What works and what does not? Very quickly, where a general idea is applied, as is too often the case amongst foreign assistance programs, where you take one thing, one model and attempt to distribute it across the board, it does not work. The notion of cooperation has been a total failure. There are supposedly 85 private farmer associations, i.e., cooperatives, in Albania, that I have identified, but in reality they cannot be found, except for one or two. And where they do exist, it appears to be a family that has organized itself for purposes of seeking developmental credits and assistance. There is a need for development generated by local level decision-making processes and a need to separate rural developmental assistance from its formal governmental ties.

Discussion

Question: To what extent is the increase in value of the Albanian currency tied to informal export of petroleum products to the former Yugoslavia?

Question: When experts come from abroad for brief visits and the compensation of the experts' expenses vis-à-vis their Albanian counterparts is about on the order of 100 to 1, is this the most effective way of providing technical assistance or are there perhaps other alternatives?

Dervish:On the issue of the embargo and petroleum products, I do not know and cannot really answer that. There is a lot of trade going on in all the neighboring countries; the Former Yugoslav Republic of Macedonia, as we have to call it, as well as in Albania, Romania and Bulgaria, and some people are making profits out of that. But I think the fundamental reason why the lek as opposed to the ruble or the Ukrainian currency or the Romanian currency or whatever, held its value, was of course that there was a commitment by the central bank not to print money, and that was the whole centerpiece of the stabilization program. It was really the success of the stabilization program that made the lek a normal currency. One always takes the good things for granted, but it is a most important idea that a nation has a currency that is worth something and is not losing value by the day, as we can see also south of the U.S. border. That, I think, is the main thing.
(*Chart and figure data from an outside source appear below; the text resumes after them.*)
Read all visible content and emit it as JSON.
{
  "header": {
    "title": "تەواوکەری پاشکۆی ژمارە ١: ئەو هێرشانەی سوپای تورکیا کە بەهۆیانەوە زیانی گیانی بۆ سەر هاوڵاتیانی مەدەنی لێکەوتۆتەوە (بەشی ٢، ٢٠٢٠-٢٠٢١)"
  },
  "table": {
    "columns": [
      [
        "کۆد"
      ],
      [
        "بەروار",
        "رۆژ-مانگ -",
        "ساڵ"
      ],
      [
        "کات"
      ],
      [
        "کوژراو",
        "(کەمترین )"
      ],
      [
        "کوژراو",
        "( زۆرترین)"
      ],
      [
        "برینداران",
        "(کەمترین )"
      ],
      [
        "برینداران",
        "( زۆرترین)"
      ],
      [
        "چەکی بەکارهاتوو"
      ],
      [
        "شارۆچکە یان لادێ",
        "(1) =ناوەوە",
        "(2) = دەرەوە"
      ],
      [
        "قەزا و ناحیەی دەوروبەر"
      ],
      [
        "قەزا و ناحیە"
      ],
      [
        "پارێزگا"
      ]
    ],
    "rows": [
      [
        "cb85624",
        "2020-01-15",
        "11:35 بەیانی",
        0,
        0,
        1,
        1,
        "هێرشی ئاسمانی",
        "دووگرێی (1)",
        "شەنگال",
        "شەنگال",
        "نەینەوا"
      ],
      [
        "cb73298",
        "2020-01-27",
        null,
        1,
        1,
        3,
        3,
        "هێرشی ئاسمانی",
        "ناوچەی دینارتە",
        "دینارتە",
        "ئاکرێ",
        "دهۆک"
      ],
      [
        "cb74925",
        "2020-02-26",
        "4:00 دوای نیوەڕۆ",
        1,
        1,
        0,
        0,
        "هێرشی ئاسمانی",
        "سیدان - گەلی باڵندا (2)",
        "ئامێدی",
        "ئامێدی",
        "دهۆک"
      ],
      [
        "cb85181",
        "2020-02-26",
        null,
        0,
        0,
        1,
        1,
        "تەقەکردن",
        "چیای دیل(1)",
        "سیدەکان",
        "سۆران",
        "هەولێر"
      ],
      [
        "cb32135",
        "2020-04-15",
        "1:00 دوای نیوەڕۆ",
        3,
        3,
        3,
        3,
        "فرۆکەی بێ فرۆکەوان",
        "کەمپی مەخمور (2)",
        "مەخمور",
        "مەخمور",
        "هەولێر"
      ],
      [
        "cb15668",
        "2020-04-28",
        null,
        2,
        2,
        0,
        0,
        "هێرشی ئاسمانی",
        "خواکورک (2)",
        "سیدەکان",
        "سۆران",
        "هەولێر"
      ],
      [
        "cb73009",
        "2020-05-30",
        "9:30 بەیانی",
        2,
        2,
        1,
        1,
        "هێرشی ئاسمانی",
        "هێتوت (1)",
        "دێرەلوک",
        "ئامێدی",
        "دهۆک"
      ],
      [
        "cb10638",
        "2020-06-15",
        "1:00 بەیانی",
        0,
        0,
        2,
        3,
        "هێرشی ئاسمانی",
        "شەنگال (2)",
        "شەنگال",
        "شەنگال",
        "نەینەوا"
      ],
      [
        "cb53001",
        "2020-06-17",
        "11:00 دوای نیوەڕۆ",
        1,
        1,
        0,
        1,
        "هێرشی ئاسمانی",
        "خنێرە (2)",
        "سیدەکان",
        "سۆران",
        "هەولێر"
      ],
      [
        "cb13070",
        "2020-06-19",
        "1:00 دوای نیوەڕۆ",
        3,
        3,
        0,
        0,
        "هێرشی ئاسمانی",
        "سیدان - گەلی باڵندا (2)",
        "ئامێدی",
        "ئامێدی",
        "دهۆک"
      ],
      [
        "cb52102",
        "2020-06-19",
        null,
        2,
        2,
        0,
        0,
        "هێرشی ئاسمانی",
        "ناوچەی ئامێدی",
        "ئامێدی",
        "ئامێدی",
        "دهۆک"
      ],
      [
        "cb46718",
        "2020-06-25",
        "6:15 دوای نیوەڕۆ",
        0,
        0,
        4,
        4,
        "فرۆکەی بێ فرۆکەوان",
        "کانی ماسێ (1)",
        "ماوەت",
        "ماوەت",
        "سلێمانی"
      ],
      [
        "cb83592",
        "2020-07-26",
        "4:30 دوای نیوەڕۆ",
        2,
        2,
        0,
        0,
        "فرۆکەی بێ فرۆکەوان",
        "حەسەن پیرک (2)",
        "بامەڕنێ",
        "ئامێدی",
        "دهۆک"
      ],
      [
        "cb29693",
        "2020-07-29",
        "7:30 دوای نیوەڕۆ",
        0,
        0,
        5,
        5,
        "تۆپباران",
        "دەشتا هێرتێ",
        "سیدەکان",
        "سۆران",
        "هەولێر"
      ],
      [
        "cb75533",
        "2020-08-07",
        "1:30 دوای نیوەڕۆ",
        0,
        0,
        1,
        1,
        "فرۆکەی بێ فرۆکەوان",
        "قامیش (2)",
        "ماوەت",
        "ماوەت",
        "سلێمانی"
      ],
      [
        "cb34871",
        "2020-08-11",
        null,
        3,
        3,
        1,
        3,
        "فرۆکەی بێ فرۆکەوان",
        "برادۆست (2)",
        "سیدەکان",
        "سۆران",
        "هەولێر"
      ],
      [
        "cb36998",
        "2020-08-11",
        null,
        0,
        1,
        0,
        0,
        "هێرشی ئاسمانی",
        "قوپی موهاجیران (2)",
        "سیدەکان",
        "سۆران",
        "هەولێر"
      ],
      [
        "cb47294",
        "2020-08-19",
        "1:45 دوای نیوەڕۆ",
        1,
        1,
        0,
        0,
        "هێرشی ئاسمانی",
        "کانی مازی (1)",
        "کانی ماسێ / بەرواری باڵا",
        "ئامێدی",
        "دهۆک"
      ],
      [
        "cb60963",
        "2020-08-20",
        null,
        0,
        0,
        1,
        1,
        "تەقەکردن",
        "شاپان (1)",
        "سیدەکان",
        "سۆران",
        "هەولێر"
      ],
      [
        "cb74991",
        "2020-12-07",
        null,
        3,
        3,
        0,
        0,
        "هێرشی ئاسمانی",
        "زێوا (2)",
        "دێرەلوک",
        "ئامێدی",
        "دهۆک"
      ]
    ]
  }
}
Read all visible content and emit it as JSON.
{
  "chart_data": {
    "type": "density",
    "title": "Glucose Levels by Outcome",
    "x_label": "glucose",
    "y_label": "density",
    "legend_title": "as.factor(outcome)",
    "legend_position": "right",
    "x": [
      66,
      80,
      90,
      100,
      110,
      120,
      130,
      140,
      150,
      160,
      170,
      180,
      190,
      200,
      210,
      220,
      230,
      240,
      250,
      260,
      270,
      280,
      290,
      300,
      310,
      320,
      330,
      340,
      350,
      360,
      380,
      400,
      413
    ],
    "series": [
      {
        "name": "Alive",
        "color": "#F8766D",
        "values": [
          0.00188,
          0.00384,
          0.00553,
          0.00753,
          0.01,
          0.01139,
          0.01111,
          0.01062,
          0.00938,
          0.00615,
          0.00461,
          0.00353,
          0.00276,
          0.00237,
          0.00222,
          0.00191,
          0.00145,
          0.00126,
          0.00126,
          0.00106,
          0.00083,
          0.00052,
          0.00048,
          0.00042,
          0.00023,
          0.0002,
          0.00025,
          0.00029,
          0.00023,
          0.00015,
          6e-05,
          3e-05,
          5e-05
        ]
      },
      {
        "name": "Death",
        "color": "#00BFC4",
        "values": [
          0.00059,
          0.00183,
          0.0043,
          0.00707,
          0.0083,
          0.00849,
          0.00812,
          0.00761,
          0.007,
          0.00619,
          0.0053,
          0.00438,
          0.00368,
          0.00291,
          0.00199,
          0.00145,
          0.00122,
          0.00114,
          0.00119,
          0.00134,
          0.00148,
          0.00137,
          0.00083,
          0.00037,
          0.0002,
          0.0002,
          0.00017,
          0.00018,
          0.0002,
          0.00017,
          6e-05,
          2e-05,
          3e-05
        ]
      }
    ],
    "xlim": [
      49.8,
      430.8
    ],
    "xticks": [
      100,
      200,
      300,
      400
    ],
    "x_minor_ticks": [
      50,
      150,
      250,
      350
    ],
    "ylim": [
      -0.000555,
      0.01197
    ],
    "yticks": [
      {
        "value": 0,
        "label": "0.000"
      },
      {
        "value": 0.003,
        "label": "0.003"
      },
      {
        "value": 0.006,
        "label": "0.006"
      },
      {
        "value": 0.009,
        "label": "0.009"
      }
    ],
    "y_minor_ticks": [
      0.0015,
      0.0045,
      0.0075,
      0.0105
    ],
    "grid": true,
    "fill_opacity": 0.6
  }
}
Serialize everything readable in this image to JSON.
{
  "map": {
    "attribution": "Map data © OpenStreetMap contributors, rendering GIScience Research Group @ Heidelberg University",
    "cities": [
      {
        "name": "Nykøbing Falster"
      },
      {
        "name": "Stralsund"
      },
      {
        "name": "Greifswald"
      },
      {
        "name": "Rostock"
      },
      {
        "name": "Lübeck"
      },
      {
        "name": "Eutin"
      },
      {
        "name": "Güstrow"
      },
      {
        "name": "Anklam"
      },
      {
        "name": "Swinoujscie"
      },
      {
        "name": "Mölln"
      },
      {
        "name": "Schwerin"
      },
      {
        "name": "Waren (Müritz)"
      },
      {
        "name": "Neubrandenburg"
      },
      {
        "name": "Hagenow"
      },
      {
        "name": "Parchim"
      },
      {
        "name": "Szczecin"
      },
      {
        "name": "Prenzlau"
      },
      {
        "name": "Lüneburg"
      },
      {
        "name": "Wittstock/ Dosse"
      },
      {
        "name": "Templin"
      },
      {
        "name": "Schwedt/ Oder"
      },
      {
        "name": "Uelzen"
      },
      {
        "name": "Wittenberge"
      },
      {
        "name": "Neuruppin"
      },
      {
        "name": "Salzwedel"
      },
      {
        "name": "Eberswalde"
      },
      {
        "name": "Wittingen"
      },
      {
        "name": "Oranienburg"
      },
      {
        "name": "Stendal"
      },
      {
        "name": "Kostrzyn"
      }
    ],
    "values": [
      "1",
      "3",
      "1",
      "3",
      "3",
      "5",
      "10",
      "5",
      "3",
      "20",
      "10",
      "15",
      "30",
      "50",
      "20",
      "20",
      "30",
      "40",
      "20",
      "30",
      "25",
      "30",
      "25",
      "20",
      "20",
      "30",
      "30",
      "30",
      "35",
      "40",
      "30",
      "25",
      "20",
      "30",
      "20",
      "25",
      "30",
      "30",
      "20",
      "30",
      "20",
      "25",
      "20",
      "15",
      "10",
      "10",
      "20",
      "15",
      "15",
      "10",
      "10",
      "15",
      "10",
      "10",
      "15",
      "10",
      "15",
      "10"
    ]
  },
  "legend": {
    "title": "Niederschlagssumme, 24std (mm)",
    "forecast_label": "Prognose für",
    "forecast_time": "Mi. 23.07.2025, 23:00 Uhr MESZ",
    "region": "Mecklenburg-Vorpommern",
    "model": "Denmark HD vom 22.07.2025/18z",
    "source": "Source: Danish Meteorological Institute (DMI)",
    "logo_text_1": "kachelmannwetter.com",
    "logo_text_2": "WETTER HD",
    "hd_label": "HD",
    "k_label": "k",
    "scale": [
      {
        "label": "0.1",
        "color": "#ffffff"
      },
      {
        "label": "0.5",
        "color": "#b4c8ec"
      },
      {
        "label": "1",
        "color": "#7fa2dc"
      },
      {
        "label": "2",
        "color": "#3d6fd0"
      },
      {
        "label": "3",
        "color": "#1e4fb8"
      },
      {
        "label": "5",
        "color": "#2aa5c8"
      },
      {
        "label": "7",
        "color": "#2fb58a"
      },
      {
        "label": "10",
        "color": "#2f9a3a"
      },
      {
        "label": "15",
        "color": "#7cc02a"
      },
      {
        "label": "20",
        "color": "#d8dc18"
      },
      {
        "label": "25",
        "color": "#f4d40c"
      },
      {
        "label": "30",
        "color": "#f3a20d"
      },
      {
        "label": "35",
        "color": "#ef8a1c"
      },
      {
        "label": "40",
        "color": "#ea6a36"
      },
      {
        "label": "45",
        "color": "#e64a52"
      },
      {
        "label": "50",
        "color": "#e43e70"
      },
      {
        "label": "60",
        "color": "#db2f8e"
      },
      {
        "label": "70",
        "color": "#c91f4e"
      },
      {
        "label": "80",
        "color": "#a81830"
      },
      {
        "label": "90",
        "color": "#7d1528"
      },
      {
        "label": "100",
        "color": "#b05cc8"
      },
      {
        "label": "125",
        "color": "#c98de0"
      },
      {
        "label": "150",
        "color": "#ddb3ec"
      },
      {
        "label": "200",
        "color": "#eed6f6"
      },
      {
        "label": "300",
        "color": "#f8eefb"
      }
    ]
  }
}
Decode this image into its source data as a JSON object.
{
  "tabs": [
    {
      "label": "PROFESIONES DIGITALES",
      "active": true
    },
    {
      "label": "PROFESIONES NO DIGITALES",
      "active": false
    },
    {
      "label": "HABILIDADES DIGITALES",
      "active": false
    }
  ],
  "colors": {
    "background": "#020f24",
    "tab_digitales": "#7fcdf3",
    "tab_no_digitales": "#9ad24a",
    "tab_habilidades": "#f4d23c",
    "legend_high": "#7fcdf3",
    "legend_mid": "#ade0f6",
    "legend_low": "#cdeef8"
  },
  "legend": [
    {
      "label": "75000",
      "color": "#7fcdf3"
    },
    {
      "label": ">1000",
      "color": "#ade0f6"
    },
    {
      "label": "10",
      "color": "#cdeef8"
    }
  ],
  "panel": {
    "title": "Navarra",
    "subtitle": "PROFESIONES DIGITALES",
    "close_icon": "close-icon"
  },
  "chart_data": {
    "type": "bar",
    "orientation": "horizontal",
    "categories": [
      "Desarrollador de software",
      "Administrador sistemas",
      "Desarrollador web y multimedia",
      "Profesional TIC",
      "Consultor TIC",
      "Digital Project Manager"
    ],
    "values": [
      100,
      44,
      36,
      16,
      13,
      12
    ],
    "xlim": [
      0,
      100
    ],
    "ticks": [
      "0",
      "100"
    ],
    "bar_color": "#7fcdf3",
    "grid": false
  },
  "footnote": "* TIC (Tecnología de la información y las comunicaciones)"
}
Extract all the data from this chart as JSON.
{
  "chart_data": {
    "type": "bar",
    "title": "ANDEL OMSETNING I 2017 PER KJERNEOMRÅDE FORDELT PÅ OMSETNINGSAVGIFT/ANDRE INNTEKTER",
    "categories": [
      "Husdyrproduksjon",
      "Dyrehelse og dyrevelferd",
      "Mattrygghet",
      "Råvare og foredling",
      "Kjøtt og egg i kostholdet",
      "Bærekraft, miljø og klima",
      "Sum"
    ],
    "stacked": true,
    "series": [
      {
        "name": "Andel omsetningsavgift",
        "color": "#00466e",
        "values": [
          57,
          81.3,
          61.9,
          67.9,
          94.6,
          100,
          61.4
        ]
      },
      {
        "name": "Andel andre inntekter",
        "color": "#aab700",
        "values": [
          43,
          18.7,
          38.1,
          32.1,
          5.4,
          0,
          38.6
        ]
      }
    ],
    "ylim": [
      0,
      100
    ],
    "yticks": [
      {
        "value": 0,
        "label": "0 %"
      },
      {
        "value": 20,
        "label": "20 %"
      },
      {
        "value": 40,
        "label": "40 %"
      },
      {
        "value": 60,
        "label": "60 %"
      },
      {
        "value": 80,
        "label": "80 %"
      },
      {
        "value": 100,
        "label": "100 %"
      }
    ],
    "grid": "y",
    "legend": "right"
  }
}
The issue of donor overdose, it is a real problem everywhere, not only in Albania, but especially in Albania. And obviously good technical assistance is needed, but quite honestly not all of the experts in Donor City are really that good, and I have very often found out that some of the experts know less about the topic than an Albanian engineer who is working on the water supply system. The trouble is, we cannot pay an Albanian civil servant out of our consulting funds, because that would be a conflict of interest. I wish we could use half of the money we are spending on the foreign experts simply to supplement the salaries of the good Albanian engineers and accountants and so on, but we cannot. Obviously, the World Bank cannot be a paymaster to Albanian civil servants. What we really have to emphasize is training, not in the sense of bringing people over here for one year, because they stay. It has to be on-site training that takes place in Albania with short visits outside. I am pleased that my colleague noted that is what we did on the rural development project, which has worked very well. One has to bring in the foreign expert only when it is really necessary, and try to look very closely at the competence of the people who come. It is easier said than done.